Its organizational meeting was held during the North Dakota Press Association convention that year. Then-NFPW President Irene Bedard asked Fern Lee of Towner, N.D., one of the women attending the convention, to invite the other women there to form their own state organization.

This was the second attempt at starting NDPW. The first was in 1946. Although a group of women took steps to start an organization, their effort went no further.

black and white photo of seven women, four seated on a step and the other three behind them, talking
North Dakota Press Women delegation at the 1973 NFPW conference in Dearborn, Mich. Front: Jane Berg, Linda Esades, Doris Eastman and Pat Estes. Back: Marge Potter, Fran Carrick and Rosamond Lowe.
purple jagged-edged circle with text 80 years in black and in white, around the edge above 80, dates of the orgnization.

Lee, one of NDPW's 20 charter members, didn't just make arrangements for the 1950 meeting. She also served as its first vice president and later its second president. She also was elected as NFPW treasurer. Lee was honored with an NFPW lifetime membership, and in 1957, was NDPW's first Woman of Achievement (now known as Communicator of Achievement).

Joyce Lang of Enderlin, N.D., was NDPW's first president. She also was the first editor of the organization's official newsletter, Type-hi. That's a term that came from the hot-lead days of typesetting. It refers to the height that hot type had to be to make it printable on a letter press.

color photo of 16 NDPC members posing for the camera.
NDPC members during the awards banquet at the NFPW conference that NDPC hosted in Bismarck, N.D., in 2002.

NDPW began publishing Type-hi in May 1950. Despite later suggestions to change its name to something more appropriate for the times, it remained Type-hi. However, in recent years, it was distributed electronically. Now the organization shares its news in a blog on its website, www.aboutndpc.org.

For the first 27 years of its existence, NDPW held its convention at the same time and place as the North Dakota Press Association, which later became the North Dakota Newspaper Association. But when that close connection caused some people to assume NDPW was an auxiliary of the North Dakota Press Association, NDPW voted in 1977 to begin holding its convention in a different city at a different time.

NDPW held its first separate convention the following year.

Since NDPW's first conference in 1952, honoring communications contest award winners and the Communicator of Achievement have been highlights of the event. The organization has had its share of national honors, including several members earning the NFPW Sweepstakes Award, two members being named NFPW Communicator of Achievement (Jane Brandt in 2001 and Karen Stensrud in 2010) and North Dakota taking first place in the NFPW communications contest.

In 1957, NDPW established a scholarship fund. Each year, the organization provides a scholarship to a deserving college student in the communications field from a college or university in North Dakota or in nearby Moorhead, Minn.
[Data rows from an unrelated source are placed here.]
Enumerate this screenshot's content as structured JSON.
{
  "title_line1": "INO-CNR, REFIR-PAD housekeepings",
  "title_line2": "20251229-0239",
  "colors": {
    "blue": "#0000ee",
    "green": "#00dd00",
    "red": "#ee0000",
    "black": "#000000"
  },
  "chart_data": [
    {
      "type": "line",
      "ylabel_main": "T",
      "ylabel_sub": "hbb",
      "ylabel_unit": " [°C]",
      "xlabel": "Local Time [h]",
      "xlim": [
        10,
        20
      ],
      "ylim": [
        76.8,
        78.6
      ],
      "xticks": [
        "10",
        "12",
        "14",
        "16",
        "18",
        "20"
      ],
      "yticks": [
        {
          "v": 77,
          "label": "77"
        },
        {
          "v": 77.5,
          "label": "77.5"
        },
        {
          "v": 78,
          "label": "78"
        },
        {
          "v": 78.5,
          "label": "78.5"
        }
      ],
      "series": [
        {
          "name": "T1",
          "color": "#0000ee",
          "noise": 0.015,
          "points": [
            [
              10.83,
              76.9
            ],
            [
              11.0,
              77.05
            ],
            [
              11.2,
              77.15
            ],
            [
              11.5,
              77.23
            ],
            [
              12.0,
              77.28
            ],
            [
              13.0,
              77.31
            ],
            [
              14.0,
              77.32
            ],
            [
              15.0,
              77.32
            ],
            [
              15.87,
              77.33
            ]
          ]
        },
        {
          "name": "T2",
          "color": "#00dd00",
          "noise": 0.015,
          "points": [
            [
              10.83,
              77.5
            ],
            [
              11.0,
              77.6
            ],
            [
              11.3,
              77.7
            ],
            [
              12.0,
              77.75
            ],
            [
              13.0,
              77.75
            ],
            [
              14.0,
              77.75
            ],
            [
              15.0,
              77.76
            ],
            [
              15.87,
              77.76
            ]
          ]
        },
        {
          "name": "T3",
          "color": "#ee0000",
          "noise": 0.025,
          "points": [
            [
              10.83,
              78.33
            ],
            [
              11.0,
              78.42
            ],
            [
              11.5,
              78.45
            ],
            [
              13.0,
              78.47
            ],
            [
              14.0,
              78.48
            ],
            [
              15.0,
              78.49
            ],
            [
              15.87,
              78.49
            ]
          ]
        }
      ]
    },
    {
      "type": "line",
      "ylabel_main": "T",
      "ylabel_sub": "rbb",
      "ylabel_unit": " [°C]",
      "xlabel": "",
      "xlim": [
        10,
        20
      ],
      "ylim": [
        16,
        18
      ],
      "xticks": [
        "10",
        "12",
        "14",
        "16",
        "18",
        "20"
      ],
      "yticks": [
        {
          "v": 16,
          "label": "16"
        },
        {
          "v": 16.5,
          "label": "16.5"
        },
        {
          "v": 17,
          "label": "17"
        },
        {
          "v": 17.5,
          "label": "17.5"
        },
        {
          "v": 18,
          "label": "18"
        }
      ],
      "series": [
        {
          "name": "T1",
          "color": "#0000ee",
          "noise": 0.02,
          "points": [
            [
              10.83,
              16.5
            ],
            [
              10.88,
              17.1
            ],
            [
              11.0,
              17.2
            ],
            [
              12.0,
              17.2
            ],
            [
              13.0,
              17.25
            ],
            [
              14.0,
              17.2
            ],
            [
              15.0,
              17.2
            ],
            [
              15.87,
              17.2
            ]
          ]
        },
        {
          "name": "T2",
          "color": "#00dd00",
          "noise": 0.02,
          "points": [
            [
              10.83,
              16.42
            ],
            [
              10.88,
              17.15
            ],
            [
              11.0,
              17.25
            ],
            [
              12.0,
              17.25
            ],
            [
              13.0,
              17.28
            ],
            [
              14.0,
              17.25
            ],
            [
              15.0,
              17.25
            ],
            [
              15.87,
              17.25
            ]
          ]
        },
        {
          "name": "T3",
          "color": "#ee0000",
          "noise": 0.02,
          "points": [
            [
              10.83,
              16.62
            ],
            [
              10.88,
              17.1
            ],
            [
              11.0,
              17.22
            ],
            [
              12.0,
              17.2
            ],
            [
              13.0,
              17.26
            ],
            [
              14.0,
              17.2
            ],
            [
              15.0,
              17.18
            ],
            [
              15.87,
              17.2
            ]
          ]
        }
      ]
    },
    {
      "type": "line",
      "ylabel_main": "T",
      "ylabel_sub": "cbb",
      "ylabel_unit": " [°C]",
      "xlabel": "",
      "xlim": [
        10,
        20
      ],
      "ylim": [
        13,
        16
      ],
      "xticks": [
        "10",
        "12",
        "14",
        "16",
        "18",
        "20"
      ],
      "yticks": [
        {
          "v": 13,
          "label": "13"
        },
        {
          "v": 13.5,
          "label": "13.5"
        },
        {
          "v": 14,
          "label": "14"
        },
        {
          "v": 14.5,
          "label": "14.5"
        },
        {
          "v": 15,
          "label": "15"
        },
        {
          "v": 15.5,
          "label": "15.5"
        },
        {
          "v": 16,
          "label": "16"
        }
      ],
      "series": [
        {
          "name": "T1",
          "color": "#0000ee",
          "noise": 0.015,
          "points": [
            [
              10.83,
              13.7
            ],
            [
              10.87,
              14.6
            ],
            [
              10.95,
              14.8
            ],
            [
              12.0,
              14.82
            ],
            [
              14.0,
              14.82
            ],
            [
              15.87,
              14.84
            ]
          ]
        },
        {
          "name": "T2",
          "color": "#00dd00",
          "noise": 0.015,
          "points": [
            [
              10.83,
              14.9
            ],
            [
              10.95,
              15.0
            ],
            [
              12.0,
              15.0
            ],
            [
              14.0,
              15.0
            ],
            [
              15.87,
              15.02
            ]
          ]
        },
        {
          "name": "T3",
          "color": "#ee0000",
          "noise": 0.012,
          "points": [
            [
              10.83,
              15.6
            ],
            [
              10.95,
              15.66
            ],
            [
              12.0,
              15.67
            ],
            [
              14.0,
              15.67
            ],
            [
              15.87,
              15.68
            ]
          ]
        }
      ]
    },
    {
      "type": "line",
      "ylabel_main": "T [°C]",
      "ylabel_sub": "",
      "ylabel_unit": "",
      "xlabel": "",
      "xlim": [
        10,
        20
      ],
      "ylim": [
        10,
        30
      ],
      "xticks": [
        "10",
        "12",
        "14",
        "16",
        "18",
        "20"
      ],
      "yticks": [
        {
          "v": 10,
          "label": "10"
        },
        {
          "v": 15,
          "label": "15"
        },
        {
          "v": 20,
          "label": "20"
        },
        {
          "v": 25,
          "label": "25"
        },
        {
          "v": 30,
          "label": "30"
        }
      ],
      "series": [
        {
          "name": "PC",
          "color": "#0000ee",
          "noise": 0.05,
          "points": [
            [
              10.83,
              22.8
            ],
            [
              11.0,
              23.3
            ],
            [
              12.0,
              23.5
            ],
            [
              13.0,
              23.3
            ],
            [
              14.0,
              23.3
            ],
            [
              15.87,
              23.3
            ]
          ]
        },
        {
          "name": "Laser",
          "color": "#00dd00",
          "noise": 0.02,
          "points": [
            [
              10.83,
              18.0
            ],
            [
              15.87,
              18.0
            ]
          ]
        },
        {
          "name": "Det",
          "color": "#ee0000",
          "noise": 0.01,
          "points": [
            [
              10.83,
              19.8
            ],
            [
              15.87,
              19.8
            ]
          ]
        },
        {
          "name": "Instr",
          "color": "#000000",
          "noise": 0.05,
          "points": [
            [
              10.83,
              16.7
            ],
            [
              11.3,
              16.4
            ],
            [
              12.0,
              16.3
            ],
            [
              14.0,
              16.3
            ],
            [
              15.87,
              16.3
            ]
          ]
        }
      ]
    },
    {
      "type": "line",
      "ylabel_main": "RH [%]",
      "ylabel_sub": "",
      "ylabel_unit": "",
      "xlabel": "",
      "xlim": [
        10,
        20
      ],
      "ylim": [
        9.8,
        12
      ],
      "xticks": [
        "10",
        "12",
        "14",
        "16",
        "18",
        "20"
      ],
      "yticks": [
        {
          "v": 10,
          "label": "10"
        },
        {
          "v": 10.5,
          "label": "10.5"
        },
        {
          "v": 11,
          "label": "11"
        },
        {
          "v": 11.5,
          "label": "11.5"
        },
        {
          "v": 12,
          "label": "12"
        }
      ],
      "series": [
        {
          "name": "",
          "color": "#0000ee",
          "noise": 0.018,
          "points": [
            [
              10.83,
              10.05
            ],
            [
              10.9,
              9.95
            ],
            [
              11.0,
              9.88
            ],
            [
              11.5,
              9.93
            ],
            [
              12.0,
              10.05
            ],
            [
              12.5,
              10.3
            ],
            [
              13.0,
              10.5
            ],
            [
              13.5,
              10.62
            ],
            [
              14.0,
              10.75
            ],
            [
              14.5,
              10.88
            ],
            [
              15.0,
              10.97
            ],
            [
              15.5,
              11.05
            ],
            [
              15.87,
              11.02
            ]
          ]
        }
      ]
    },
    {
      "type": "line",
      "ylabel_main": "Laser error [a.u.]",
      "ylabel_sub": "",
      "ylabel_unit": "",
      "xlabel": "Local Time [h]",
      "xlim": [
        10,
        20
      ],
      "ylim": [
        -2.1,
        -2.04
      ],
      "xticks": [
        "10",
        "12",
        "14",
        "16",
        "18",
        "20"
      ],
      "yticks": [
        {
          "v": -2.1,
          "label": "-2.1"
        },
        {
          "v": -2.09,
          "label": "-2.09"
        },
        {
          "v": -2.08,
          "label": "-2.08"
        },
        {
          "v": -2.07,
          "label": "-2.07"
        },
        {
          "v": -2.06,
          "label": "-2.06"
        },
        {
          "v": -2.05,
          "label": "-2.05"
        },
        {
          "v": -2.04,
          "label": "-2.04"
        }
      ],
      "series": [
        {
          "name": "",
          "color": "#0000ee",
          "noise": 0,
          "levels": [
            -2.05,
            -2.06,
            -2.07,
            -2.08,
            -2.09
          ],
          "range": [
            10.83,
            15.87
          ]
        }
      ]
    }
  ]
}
The organization also holds an annual communications contest for college students as a way to encourage them to pursue careers in communication and join the organization.

Eugene Carr, executive manager of the North Dakota Newspaper Association, became the first man accepted as a member of NDPW after it voted in 1973 to open membership to men.

Following a two-year debate, NDPW members voted at their 1988 spring convention to change the organization's name to North Dakota Professional Communicators. They made the change to better reflect NDPC's membership, which includes marketing and public relations specialists, book authors, broadcasters, freelancers and educators, as well as newspaper reporters, editors and publishers.

NDPC has hosted two NFPW conferences: 1974 and 2002. NDPC members also have served on the NFPW board and NFPW committees.